Quatre mois d’angoisse et d’incertitude ont finalement conduit la famille du journaliste Patient Murhula Ciza à prendre la douloureuse décision d’entamer son deuil. Porté disparu depuis le 3 juin 2025 à Goma, le reporter de la radio Alpha Omega (RAO FM) n’a jamais donné signe de vie après cette date fatidique.
L’inquiétude avait grandi progressivement parmi ses proches. Ses voisins du quartier Ndosho, dans la commune de Goma, avaient été les premiers à remarquer son absence inhabituelle. L’homme, qui avait l’habitude de saluer tout le monde autour de sa maison louée, avait brusquement cessé toute activité.
La découverte faite à son domicile a amplifié les craintes. Tous ses effets personnels étaient restés intacts : vêtements, documents et autres biens soigneusement rangés. Aucun signe de lutte, de départ précipité ou de mise en scène n’a été relevé par la famille venue enquêter. Une disparition totale, sans laisser de traces apparentes.

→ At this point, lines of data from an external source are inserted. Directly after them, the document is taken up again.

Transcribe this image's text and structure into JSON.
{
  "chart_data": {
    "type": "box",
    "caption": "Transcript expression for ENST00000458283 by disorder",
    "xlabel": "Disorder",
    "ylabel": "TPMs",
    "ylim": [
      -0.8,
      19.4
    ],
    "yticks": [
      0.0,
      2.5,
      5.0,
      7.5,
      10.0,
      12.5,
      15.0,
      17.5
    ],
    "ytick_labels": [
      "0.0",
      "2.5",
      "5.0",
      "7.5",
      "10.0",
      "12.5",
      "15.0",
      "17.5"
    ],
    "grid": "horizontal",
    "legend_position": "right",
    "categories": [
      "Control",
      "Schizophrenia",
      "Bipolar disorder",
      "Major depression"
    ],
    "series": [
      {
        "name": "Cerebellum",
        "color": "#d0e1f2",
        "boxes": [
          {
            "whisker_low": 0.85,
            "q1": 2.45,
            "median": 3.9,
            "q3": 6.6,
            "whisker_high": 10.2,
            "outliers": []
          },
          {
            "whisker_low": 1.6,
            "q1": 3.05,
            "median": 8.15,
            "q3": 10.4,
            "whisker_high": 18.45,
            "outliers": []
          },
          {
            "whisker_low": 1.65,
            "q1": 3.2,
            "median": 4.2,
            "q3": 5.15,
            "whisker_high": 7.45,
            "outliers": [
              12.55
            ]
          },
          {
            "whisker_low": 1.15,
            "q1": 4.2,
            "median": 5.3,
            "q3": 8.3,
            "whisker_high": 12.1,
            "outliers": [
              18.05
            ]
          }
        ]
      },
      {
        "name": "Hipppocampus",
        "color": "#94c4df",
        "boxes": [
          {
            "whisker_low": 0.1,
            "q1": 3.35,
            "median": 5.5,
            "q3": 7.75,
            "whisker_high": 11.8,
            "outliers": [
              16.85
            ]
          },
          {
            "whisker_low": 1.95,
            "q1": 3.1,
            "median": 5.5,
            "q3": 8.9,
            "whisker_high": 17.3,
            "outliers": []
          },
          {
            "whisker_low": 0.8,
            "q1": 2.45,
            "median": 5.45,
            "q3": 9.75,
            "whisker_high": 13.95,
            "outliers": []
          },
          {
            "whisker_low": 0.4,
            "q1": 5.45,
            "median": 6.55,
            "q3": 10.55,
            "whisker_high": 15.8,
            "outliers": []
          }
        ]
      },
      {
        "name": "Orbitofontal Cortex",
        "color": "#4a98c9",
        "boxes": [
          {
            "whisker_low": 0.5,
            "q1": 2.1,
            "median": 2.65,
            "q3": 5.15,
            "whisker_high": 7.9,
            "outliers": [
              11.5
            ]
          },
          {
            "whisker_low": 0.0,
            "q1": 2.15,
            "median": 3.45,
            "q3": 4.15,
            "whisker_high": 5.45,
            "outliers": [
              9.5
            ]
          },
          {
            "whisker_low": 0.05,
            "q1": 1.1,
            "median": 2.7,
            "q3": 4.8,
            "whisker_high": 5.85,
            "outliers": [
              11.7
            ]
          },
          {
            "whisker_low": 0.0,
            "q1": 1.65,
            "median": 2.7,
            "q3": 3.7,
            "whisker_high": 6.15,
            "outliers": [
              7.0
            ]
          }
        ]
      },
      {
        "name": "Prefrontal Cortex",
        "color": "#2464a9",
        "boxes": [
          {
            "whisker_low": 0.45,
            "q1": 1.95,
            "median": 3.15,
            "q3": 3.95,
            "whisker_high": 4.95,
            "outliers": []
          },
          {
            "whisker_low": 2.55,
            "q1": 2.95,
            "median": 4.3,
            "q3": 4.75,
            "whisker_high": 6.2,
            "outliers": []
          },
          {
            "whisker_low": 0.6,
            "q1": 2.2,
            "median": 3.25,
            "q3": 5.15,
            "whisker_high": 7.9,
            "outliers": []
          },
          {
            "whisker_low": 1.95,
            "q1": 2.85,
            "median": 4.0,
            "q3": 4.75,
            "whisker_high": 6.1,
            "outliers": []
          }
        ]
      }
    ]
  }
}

Les recherches menées par la famille et les collègues de la radio Alpha Omega sont restées vaines pendant des semaines. Aucun indice concret, aucun appel de ravisseurs, aucune revendication n’est venue éclairer cette énigme douloureuse. Les autorités locales semblaient également impuissantes face à cette situation.
La révélation choquante est finalement venue la semaine dernière par un canal inattendu. Un ancien camarade d’université de son frère Freddy Kulondwa, récemment enrôlé dans la rébellion de l’AFC/M23, a transmis un message en swahili confirmant le pire : « ton frère est mort à Rumangabo ». Le message, laconique, ne précisait ni la date exacte ni les circonstances du décès.
Cette information, bien que non officiellement confirmée, a brisé les derniers espoirs de la famille. Comment un journaliste établi à Goma a-t-il pu se retrouver à Rumangabo, bastion du M23 dans le territoire de Rutshuru ? La question reste sans réponse, tout comme les conditions exactes de sa mort.
Les cérémonies de deuil se tiennent actuellement à Bukavu, ville d’origine du journaliste, où réside une partie de sa famille. Une douleur amplifiée par l’absence du corps, qui prive les proches de la possibilité d’un dernier adieu digne.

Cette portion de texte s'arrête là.